Итак, Фоминишна беспокоится вовсе не о том, что Липочка «не доест» положенных ей при другом (более удачном) раскладе пирогов. Старая няня образно и афористично отзывается об общеизвестном презрении «офранцузившихся» «благородных» ко всему русскому – к вопросам веры и благочестия, ко всему, что связано с церковью, а это – гораздо более серьезно. Она попросту говорит: благородные никакой разницы между постом и мясоедом, между праздниками (в том числе, и воскресениями) и буднями не видят и не признают, потому что от православной веры фактически давно уже отпали. И если новоиспеченная супруга не захочет, чтобы у них с мужем были разные представления о том, что считать праздниками и как их отмечать, то она (скорее всего, именно она, «неблагородная», а не ее «благородный» супруг) вынуждена будет изменить привычный по отчему дому образ жизни, за ним – изменить систему ценностей, приоритеты и стереотипы поведения, а там и мировосприятие в целом. Убеждение старой няни в том, что подобный путь не принесет ничего, кроме невосполнимых нравственных потерь и вреда для души ее воспитанницы (а вовсе не «логический вывод» о «священности и нерасторжимости» связи воскресенья и пирогов и/или субботы и бани ), – вполне обычно для любого верующего человека. Что же касается оперирования категориями мужик и баба в указанном автором постулате, то оно выглядит маловероятным не только для благородного, но и для простой Фоминишны (у которой вряд ли повернется язык назвать бабой свое ненаглядное дитё – Липочку, а ее будущего благородного мужа – мужиком).

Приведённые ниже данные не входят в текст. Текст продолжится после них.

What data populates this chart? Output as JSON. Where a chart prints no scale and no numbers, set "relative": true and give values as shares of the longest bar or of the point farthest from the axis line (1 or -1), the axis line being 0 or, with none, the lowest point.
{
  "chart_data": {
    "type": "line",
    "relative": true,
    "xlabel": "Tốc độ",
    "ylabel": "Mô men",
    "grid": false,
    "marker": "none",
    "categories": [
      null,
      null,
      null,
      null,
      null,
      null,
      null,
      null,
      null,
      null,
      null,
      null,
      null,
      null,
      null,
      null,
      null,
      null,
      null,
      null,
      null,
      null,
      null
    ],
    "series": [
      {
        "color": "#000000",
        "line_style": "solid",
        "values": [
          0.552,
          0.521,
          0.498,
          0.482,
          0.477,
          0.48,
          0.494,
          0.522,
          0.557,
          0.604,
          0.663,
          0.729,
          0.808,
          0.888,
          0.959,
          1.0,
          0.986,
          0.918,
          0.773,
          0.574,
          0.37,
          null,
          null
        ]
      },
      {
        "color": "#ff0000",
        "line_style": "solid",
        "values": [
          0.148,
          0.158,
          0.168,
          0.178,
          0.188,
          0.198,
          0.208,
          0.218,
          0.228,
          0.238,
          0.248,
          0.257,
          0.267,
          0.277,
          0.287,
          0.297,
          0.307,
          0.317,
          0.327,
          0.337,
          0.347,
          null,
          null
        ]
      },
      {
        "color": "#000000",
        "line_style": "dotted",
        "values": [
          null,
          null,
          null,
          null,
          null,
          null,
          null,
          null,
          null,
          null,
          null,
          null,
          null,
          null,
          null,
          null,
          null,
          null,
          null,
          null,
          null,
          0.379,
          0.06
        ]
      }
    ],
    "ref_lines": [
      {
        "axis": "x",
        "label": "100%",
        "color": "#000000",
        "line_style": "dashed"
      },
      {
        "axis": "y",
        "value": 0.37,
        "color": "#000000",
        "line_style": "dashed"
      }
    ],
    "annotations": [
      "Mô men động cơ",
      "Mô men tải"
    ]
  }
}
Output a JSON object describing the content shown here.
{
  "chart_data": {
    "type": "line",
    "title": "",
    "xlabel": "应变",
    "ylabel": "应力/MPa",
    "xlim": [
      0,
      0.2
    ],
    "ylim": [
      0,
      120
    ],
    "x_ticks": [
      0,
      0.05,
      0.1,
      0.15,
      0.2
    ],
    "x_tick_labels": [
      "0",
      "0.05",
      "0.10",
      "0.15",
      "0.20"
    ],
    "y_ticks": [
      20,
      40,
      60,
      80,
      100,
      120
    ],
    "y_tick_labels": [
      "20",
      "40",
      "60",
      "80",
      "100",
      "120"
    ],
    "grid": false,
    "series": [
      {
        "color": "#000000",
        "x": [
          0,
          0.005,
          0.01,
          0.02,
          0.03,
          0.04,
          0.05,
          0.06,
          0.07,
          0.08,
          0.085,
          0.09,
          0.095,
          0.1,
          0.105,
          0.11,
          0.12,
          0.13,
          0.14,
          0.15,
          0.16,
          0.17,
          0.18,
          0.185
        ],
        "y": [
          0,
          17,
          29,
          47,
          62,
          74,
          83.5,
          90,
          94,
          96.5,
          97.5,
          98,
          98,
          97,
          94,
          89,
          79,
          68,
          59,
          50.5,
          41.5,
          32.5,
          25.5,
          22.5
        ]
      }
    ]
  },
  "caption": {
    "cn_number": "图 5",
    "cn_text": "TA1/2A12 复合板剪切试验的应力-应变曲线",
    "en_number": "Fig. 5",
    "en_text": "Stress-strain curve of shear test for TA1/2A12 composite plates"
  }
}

Нам представляется, что именно в подобных явлениях А.Л. Вассоевич видит то, что он называет попыткой «переосмысления одного мировоззрения через другое», с чем нельзя не согласиться. [Вассоевич 1998, 144-145]. Ему как специалисту по древностям приходится довольно часто встречаться с подобными фактами: «Настойчивое стремление рассматривать древнейшие письменные свидетельства через призму известного мироощущения второй половины XIX – начала XX века дискредитировало себя уже в 70-е годы. Об этом открыто еще не писали, но уже частенько говорили в университетских аудиториях и в коридорах академических институтов. Время требовало новых методологических подходов в историко-философских исследованиях, и проблема эта сохранила свою актуальность и по сей день» [там же, 11]. Это актуально и по отношению к прагматической обусловленности современного ДАА.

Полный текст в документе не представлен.